Je la regarde et comprends enfin où elle veut en venir. C’est vrai que je ne lui ai pas parlé de Tiffany mais qu’elle me parle constamment de Yoann. Peut-être que je ne devrais pas être si jaloux, en fait. Ou alors, elle essaie de détourner mon attention ?

— Tu as raison, dis-je. Désolé, je me suis laissé emporter par une jalousie qui ne devrait pas exister. C’est juste qu’à t’entendre, c’est lui la huitième merveille du monde.

— Eh bien, je suis prête à lui décerner ce titre vu son travail, oui. Parce que sans lui, je crois que je vivrais actuellement au bureau plutôt que de rentrer à la maison. Il m’est d’une grande aide, alors oui, j’ai beaucoup d’estime pour lui, je le concède, mais je n’ai aucune hésitation à le quitter le soir pour venir te retrouver toi, sourit-elle en caressant ma joue barbue.
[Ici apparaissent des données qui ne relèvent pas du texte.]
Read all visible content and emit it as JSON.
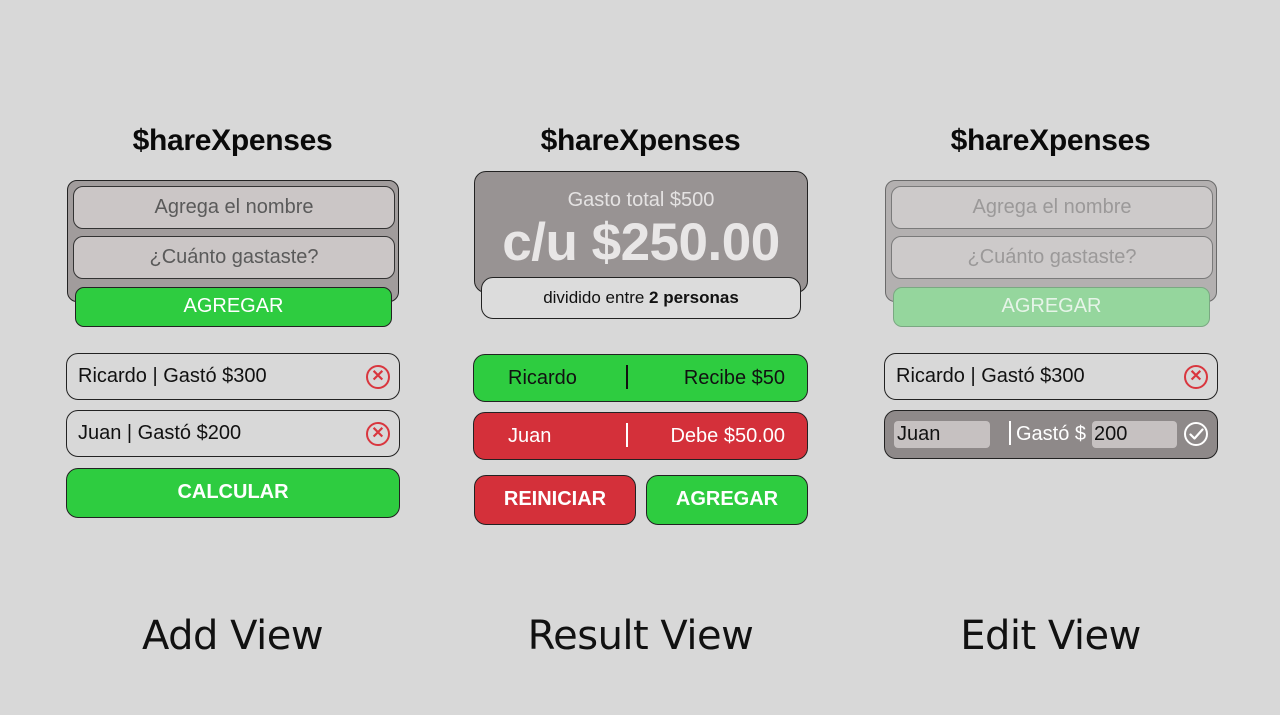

— Si tu le dis, grommelé-je, souhaitant mettre fin à cette discussion et éviter une dispute inutile.

Au lieu de me rassurer, ses propos m’inquiètent encore davantage. Et si tout le temps qu’elle passait au travail avec son ancien assistant, elle ne faisait pas que travailler ? Et si elle n’a pas encore cédé, pourquoi ne cèderait-elle pas bientôt ? Pourquoi je me mets à douter comme ça ?

— Je le dis et je l’affirme, Allan. Tu te fais des idées. Yoann est devenu un ami, mais regarde-le, il a dix ans de moins que moi, qu’est-ce que j’irais foutre avec un gamin ?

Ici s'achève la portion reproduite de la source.